Some of the works chosen by Benzel for reinterpretation have contradiction and inversion built in: “Never Learn Not to Love” credited to Dennis Wilson of the Beach Boys and released on their Capitol Records album 20/20 was actually written by Charles Manson. Manson’s title for the song was “Cease to Exist”; it’s first line, “Cease to Exist, come and say you love me”, was altered by Wilson to “Cease to Resist, come and say you love me.” Wilson’s alterations reversed Manson’s nihilism into something like affirmation. Wilson’s title suggests the Hegelian “Negation of Negation” taken up by Horkheimer and Adorno in their (L.A. penned) critique of mass culture, The Dialectic of Enlightenment.

Benzel accompanies the string quartets with inverted videos of sites tied to these histories: the Capitol Records building’s famous spire becomes a knife or a record stylus. The L.A basin at night becomes an alien mothership – reflecting the night a young Steven Spielberg lay stoned and upside down on the hood of his car looking out on the lights of Los Angeles. From his view, the city appeared as a massive spaceship, an experience that initiated conception of what would later become ‘Close Encounters’.

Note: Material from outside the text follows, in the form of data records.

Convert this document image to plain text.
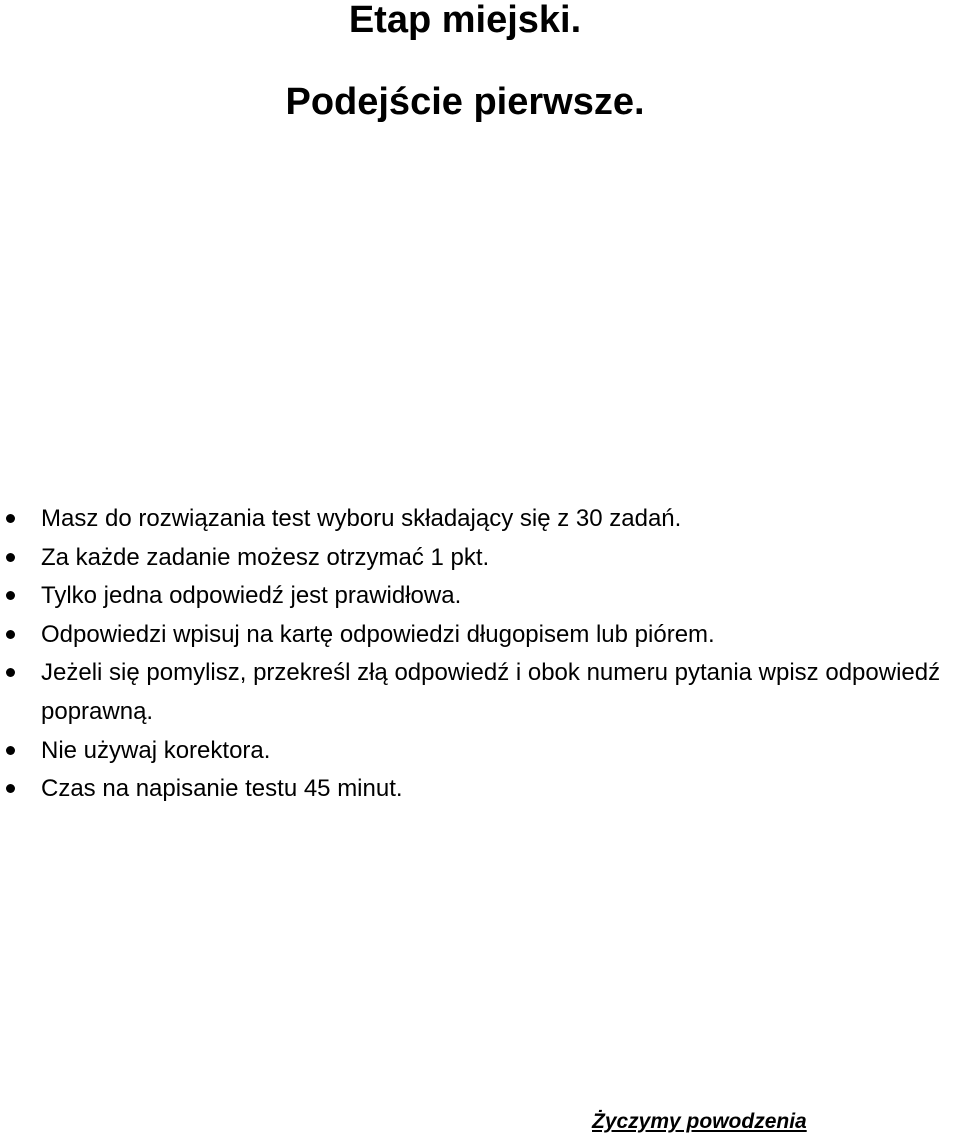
Etap miejski.
Podejście pierwsze.
Masz do rozwiązania test wyboru składający się z 30 zadań.
Za każde zadanie możesz otrzymać 1 pkt.
Tylko jedna odpowiedź jest prawidłowa.
Odpowiedzi wpisuj na kartę odpowiedzi długopisem lub piórem.
Jeżeli się pomylisz, przekreśl złą odpowiedź i obok numeru pytania wpisz odpowiedź poprawną.
Nie używaj korektora.
Czas na napisanie testu 45 minut.
Życzymy powodzenia
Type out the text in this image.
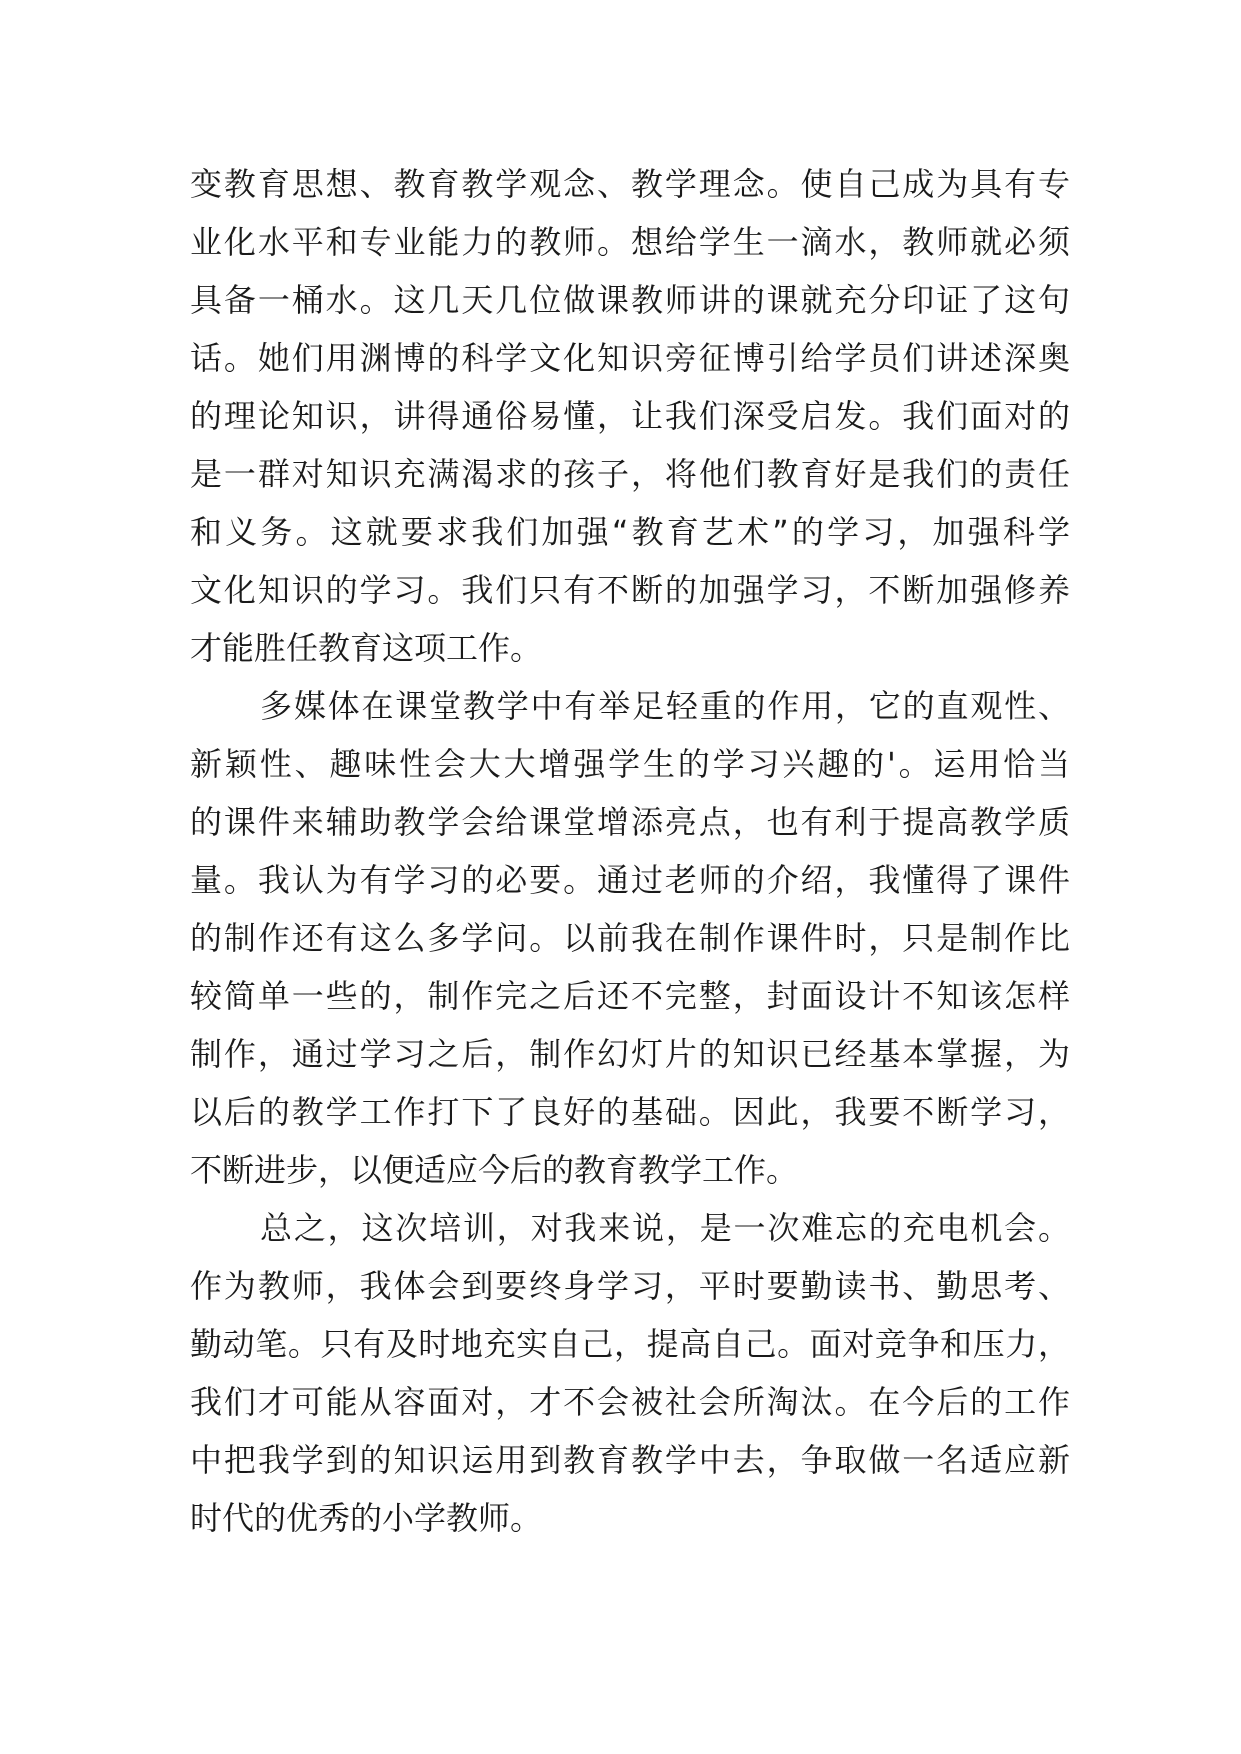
变教育思想、教育教学观念、教学理念。使自己成为具有专
业化水平和专业能力的教师。想给学生一滴水，教师就必须
具备一桶水。这几天几位做课教师讲的课就充分印证了这句
话。她们用渊博的科学文化知识旁征博引给学员们讲述深奥
的理论知识，讲得通俗易懂，让我们深受启发。我们面对的
是一群对知识充满渴求的孩子，将他们教育好是我们的责任
和义务。这就要求我们加强“教育艺术”的学习，加强科学
文化知识的学习。我们只有不断的加强学习，不断加强修养
才能胜任教育这项工作。
多媒体在课堂教学中有举足轻重的作用，它的直观性、
新颖性、趣味性会大大增强学生的学习兴趣的'。运用恰当
的课件来辅助教学会给课堂增添亮点，也有利于提高教学质
量。我认为有学习的必要。通过老师的介绍，我懂得了课件
的制作还有这么多学问。以前我在制作课件时，只是制作比
较简单一些的，制作完之后还不完整，封面设计不知该怎样
制作，通过学习之后，制作幻灯片的知识已经基本掌握，为
以后的教学工作打下了良好的基础。因此，我要不断学习，
不断进步，以便适应今后的教育教学工作。
总之，这次培训，对我来说，是一次难忘的充电机会。
作为教师，我体会到要终身学习，平时要勤读书、勤思考、
勤动笔。只有及时地充实自己，提高自己。面对竞争和压力，
我们才可能从容面对，才不会被社会所淘汰。在今后的工作
中把我学到的知识运用到教育教学中去，争取做一名适应新
时代的优秀的小学教师。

Finally, the mass production and distribution processes of the recording industry are inverted. Benzel presses recordings resulting from the quartet’s rehearsals into one-of-a-kind lacquers that consequently deteriorate each time they are played.

Scott Benzel is an artist and composer living and working in Los Angeles. His visual and sound-based artwork has been shown at The Museum of Contemporary Art, Los Angeles (in collaboration with Sam Durant and Tom Recchion), Art Basel: Statements (in collaboration with Andrea Bowers), The Santa Monica Museum of Art, Santa Monica, CA, The Western Front, Vancouver, BC, Track 16, Los Angeles, Mandrake, Los Angeles, and Performa 09, New York (in collaboration with Mike Kelley). He has collaborated with Mike Kelley on the soundtracks to Kelley’s installations Day is Done at Gagosian, New York, Profondeurs Vertes at the Louvre, Paris, and Kelley and Michael Smith’s A Voyage of Growth and Discovery at the Sculpture Center in New York.  MFA 2001 California Institute of the Arts, BA 1995 University of Arizona.